I don’t remember much, aside from being upset. Sherlock (the new BBC one with Benedict Funnyname) and Halloween (again, the new one that Rob Zombie directed).
John was dead. I was John. I wasn’t John. It was confusing. John was on the slab, about to be cremated. I/John watched, in horror. Sherlock was emotionless and indifferent, pretending he didn’t see my/living John’s pain. The horror as I/he asked Sherlock what was wrong with John, why we were burNing him, he was moving on the slab, oh God, Sherlock, he was moving!
Dead John burned. I/living John put on a mask, eyes peering out of a blank face, hiding upstairs in a confusing mansion I’ve never seen.
This mask. There may have been horns.
Sherlock was worried. He hid his emotions. That was Sherlock does.
Visitors came. Harry, John’s alcoholic lesbian sister (unseen but mentioned in the new show). John hid. I wasn’t John anymore. I wasn’t part of things anymore. Sherlock ignored the masked silent man creeping around the mansion, despite Harry asking what was wrong, what was going on.
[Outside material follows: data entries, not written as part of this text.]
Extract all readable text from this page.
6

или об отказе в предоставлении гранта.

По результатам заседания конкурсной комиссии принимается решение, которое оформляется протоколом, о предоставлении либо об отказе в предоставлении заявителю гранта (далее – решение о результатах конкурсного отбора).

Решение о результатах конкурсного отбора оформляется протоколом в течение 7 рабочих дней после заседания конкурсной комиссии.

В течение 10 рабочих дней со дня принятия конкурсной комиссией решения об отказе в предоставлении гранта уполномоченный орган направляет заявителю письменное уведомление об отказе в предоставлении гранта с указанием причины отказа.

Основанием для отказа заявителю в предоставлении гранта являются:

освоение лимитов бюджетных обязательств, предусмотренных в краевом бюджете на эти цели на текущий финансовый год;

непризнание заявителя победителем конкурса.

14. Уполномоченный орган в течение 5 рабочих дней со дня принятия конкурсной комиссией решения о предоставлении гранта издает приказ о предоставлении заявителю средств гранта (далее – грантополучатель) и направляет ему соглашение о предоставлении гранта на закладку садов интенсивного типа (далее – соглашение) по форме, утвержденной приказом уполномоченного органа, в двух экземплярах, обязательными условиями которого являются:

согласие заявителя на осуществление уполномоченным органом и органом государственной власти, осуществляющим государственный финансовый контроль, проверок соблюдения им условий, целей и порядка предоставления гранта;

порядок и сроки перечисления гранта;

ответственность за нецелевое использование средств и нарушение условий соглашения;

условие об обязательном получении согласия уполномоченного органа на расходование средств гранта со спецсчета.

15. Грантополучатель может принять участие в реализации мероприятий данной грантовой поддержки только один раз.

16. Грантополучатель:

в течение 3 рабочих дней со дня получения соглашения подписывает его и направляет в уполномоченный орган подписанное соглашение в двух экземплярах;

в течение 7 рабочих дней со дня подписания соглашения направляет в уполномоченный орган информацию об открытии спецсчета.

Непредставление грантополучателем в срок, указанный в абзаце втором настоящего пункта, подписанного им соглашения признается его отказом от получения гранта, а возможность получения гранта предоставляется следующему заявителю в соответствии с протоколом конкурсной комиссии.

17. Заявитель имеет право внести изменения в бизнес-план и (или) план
John was going to kill him. He was going to stab Sherlock to death. I didn’t know why. I couldn’t stop it. I was a nonentity.
Then I was at a theater, a cross between Fenton Village Players and Clarkston Village players. Small. Narrow. A production of Beauty and the Beast falling apart.
John was there, masked. I was John. Someone was going to die. The play was dying on stange.
Then my husband woke me up, saying we had an hour before we had to leave.
I have no idea what any of it meant. But I am disturbed by it.